Aaron Moreno, a first grader in LA, lives with his younger sister and their mom, Berenice Pacheco, but the family finances took a dramatic turn for the worse in March when Berenice, 30, lost her job due to the pandemic.
The family was soon living in a shed with no internet or bathroom when Aaron started selling succulents on a table outside — and soon turned it into a successful shop.
A serious go-getter: Aaron Moreno, a first grader in LA, has started his own successful plant business to support his family
Tough times: He was living in a shed with his mom and younger sister (his older sister moved to Mexico with their grandma) after his mom lost her job due to the pandemic
Bernice said it broke her heart when they moved into the shed in East LA, where Aaron had a hard time doing schoolwork because they didn’t have internet or even a table for him to work at.
They also had to shower outside, and used a bathroom at a nearby restaurant.
‘We didn’t have any other options,’ she told Today. ‘As a mother it broke my heart. I felt like I was failing my kids.’
Lacking necessities, Aaron certainly couldn’t afford any luxuries, like the cheese-covered Cheetos he loves from a local food truck.
So one day. Bernice joked that Arron should start his own business so he’d have his own money to buy his favorite snack.
When Aaron said he wanted to start selling plants, his mom gave him the only $12 she had, telling him to invest it.

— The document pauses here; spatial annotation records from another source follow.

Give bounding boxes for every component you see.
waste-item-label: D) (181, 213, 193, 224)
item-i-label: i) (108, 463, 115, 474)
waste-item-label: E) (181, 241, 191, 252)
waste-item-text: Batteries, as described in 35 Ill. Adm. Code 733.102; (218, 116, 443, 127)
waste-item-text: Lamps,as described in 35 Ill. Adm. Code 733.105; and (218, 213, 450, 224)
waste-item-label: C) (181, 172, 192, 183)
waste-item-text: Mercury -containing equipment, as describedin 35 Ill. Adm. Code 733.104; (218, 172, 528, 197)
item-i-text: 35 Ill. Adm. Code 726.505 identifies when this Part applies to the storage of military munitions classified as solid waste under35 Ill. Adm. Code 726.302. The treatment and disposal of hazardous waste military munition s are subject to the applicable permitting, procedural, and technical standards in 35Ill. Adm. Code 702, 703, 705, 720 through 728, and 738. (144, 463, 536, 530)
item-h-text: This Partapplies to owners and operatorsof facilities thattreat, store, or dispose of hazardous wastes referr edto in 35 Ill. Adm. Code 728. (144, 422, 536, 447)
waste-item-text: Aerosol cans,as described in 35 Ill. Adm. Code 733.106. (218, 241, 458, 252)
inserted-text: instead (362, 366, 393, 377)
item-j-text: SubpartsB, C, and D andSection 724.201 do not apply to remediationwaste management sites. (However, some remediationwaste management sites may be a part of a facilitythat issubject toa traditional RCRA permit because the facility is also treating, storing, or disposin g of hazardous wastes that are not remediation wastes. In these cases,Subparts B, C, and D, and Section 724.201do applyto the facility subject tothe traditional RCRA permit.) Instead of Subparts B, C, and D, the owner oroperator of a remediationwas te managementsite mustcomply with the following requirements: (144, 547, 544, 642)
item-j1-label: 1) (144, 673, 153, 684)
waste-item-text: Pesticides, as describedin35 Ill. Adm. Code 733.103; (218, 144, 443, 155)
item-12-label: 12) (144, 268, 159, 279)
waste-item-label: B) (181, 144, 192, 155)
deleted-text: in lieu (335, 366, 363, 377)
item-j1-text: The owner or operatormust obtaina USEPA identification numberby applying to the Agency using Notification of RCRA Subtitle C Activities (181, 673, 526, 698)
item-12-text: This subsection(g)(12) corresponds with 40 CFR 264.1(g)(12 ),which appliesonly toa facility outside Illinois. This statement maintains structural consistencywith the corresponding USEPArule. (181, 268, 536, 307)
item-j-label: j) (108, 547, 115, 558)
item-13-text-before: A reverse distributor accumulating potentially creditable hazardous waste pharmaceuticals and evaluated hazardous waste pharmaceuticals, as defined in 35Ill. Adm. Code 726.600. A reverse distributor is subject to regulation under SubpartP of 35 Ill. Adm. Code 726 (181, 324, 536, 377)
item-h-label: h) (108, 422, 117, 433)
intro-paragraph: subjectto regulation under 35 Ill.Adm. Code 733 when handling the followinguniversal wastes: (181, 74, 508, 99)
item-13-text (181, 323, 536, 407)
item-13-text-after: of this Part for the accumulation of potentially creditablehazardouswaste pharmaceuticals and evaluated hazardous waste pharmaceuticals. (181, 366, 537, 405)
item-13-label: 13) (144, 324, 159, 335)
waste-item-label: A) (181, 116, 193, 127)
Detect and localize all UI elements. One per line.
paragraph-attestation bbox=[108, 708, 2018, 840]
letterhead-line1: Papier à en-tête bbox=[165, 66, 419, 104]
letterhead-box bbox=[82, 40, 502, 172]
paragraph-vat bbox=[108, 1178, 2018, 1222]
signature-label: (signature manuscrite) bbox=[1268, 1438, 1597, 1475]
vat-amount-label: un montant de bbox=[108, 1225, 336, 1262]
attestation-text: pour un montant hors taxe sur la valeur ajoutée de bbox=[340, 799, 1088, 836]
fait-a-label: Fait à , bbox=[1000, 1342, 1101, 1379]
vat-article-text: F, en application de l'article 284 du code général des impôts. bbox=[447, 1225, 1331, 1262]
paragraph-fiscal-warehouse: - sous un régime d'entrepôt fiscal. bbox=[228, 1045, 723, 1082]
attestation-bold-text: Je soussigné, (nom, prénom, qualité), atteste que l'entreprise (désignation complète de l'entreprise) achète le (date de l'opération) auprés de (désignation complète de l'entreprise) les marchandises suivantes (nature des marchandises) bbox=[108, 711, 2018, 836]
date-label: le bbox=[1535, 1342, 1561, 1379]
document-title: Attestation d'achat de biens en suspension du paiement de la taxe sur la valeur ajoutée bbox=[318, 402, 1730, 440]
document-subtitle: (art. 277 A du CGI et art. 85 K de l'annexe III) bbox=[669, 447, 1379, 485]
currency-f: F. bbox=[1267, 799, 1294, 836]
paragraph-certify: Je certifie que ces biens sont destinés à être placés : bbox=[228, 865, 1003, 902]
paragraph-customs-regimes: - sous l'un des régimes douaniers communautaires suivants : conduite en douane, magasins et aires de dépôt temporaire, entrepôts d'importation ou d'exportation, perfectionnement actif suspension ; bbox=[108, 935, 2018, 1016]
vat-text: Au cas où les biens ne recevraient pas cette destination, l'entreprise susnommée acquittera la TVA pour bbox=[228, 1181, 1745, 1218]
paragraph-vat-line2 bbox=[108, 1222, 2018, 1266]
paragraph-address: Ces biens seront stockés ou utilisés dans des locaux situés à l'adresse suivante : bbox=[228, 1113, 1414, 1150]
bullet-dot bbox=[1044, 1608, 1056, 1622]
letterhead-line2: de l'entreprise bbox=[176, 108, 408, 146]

While some kids might have brought that cash straight to a candy store, Aaron spent the money on eight mini succulents and sold them at a table outside his shed, each for a $4 profit.
With the money he made, he bought more plants, and people kept stopping to buy them. Some even tipped him.
His business has continued to grow and grow. He still sells succulents, but also other potted plants, sage, roses, and even some flowers.
Now, his setup is bigger than ever, with locals stopping buy to shop from Aaron’s Garden.
Recently, he partnered with Nike, which donated Nike-shaped planters by Bodega Rose — so customers can take home plants nestled into little shoes.